Sabotaż we Francji. Przecięto kable telefoniczne
"Z naszych informacji wynika, że działania te dotyczyły raczej telefonów stacjonarnych niż komórkowych" – podaje "Le Parisien".
Według źródeł ataki dotyczyły instalacji operatorów telefonicznych SFR i Bouygues w kilku departamentach. Kable zostały przecięte w szafach elektronicznych tych firm w Hérault, Bouches-du-Rhône, Oise, Meuse, Drôme i Aude. "Z naszych informacji wynika, że te akty wandalizmu dotknęły w nocy raczej linie stacjonarne niż komórkowe" – zaznacza paryska gazeta.

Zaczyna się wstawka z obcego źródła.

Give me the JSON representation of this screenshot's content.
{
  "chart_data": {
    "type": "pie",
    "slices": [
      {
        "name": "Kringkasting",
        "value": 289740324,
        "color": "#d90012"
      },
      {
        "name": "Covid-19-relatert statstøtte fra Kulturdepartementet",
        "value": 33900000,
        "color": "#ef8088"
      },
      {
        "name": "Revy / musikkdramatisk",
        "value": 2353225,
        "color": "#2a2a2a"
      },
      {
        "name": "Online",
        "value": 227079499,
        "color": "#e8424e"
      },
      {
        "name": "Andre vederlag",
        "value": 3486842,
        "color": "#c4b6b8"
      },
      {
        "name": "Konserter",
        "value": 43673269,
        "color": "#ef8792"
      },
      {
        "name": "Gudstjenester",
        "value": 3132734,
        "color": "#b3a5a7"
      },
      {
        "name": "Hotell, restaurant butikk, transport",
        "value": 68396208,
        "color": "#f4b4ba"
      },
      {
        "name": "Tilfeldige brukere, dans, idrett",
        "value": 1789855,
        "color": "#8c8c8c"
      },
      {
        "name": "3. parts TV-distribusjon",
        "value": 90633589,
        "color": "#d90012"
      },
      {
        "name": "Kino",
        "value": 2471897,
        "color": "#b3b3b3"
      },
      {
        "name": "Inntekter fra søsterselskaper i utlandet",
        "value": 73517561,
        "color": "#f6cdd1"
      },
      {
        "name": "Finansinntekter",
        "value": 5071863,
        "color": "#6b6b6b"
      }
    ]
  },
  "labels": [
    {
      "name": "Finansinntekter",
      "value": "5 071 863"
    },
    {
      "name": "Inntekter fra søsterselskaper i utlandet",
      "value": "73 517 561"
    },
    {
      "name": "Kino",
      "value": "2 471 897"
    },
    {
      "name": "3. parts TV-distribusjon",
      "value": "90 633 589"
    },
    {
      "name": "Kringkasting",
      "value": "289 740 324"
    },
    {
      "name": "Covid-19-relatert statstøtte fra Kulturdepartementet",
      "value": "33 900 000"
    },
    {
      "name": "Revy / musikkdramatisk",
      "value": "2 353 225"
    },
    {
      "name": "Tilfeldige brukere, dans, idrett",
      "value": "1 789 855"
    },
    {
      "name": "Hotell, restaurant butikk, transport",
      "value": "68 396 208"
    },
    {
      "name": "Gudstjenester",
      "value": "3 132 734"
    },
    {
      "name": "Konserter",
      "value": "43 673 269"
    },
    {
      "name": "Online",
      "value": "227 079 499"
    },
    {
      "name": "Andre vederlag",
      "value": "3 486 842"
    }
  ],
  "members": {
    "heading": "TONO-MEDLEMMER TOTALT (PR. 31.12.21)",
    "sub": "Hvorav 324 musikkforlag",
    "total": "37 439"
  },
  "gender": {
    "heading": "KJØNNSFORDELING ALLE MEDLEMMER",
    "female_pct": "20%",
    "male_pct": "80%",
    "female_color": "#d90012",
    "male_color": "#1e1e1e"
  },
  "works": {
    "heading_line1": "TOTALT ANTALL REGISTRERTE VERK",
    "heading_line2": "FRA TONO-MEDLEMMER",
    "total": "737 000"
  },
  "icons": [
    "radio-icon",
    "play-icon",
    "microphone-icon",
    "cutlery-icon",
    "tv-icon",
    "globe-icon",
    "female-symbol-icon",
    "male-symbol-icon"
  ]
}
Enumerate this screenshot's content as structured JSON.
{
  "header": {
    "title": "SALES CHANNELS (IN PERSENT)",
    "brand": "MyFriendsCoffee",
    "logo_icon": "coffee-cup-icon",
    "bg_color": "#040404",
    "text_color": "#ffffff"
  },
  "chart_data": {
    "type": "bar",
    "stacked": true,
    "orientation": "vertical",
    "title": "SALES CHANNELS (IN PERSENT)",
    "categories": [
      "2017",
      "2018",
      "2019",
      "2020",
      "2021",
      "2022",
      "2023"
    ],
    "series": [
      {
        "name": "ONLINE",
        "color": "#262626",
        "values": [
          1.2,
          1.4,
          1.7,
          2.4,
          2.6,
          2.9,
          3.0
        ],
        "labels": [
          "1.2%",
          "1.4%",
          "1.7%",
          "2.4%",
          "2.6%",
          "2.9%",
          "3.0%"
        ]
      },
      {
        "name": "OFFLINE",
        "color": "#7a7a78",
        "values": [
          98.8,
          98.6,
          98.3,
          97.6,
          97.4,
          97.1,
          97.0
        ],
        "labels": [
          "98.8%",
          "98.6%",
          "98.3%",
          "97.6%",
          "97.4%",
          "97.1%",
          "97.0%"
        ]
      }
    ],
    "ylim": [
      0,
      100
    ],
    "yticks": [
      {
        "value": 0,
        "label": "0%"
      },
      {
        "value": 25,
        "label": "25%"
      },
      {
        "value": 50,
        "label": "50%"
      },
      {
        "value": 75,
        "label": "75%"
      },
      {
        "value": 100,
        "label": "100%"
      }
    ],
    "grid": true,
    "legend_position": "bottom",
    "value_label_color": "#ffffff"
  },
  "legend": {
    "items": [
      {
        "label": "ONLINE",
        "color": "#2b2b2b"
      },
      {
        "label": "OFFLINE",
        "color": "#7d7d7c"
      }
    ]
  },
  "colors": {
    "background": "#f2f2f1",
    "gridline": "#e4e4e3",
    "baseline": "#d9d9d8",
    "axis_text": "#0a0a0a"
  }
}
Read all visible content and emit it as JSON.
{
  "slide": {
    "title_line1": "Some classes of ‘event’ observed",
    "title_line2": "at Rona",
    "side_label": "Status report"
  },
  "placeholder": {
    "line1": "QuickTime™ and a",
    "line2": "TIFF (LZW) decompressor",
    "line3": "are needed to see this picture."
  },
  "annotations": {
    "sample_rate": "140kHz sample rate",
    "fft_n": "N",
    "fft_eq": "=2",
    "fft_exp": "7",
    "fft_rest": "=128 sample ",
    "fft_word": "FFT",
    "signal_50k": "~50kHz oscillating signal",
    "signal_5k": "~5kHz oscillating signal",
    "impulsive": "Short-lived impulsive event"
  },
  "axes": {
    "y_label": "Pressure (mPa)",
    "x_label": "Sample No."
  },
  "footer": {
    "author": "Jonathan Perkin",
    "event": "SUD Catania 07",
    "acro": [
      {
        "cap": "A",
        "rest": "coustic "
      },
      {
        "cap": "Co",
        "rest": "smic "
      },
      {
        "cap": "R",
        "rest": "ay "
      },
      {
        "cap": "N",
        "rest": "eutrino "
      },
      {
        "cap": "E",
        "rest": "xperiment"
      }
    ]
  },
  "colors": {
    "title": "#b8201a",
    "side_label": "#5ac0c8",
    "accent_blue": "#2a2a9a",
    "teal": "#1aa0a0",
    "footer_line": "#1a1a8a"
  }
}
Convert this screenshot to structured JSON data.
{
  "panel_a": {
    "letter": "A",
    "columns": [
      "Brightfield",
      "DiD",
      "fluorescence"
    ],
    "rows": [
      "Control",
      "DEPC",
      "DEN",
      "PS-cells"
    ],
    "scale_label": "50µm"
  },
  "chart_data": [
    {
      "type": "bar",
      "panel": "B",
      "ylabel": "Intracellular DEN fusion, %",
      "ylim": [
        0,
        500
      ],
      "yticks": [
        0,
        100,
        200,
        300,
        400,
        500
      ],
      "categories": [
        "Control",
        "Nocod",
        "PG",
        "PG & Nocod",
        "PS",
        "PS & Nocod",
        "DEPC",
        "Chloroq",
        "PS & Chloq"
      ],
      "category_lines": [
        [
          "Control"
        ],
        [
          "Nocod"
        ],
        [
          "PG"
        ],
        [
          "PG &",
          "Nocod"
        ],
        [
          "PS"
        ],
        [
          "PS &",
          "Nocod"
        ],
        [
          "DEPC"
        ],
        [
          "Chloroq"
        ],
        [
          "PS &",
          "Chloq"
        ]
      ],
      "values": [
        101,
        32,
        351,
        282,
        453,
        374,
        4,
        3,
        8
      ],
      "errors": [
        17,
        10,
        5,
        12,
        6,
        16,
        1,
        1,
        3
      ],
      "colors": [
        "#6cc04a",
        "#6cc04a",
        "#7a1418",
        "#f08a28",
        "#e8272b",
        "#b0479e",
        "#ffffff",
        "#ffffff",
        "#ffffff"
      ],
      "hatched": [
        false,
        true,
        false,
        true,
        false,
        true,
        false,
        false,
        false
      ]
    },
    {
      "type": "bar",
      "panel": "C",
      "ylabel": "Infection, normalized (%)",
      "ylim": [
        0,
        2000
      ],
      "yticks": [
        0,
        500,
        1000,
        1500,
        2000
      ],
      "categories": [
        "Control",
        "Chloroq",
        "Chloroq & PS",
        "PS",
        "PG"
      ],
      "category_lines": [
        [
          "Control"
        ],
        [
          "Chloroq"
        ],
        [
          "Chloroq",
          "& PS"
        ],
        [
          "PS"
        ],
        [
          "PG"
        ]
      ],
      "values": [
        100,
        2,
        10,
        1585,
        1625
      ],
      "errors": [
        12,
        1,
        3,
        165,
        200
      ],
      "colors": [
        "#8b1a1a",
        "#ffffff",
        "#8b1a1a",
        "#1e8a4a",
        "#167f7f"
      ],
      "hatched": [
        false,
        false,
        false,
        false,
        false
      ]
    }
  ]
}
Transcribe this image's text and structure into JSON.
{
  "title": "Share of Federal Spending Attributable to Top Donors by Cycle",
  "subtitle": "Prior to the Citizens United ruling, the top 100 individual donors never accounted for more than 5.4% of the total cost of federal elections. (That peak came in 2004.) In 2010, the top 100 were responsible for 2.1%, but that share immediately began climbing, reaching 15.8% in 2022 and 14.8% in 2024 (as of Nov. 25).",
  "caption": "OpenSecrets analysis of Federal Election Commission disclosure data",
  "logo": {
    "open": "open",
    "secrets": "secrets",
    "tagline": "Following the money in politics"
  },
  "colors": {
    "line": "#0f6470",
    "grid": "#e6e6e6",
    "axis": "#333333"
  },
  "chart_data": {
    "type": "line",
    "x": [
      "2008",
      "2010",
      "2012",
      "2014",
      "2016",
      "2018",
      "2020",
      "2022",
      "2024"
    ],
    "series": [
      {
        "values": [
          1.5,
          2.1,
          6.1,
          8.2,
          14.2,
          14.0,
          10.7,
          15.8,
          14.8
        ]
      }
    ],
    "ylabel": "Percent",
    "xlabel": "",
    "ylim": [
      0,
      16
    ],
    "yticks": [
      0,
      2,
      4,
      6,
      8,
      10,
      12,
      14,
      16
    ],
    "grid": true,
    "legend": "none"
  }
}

Na tym etapie atak nie ma wpływu na organizację Igrzysk Olimpijskich w Paryżu. Nie wiadomo, ilu klientów dotknął problem. Wszczęto już dochodzenie.
Seria niepokojących incydentów
W piątek, na kilka godzin przed ceremonią inauguracji Igrzysk Olimpijskich, francusko-szwajcarski międzynarodowy port lotniczy EuroAirport poinformował, że terminal musiał zostać ewakuowany. Zdecydowały względy bezpieczeństwa. Chodziło o lotnisko Bazylea-Miluza-Fryburg, znanym jako EuroAirport. Francusko-szwajcarski międzynarodowy port lotniczy jest położony ok. 4 km na północny zachód od Bazylei i 3 km od najbliższej stacji kolejowej we francuskim Saint-Louis w Alzacji.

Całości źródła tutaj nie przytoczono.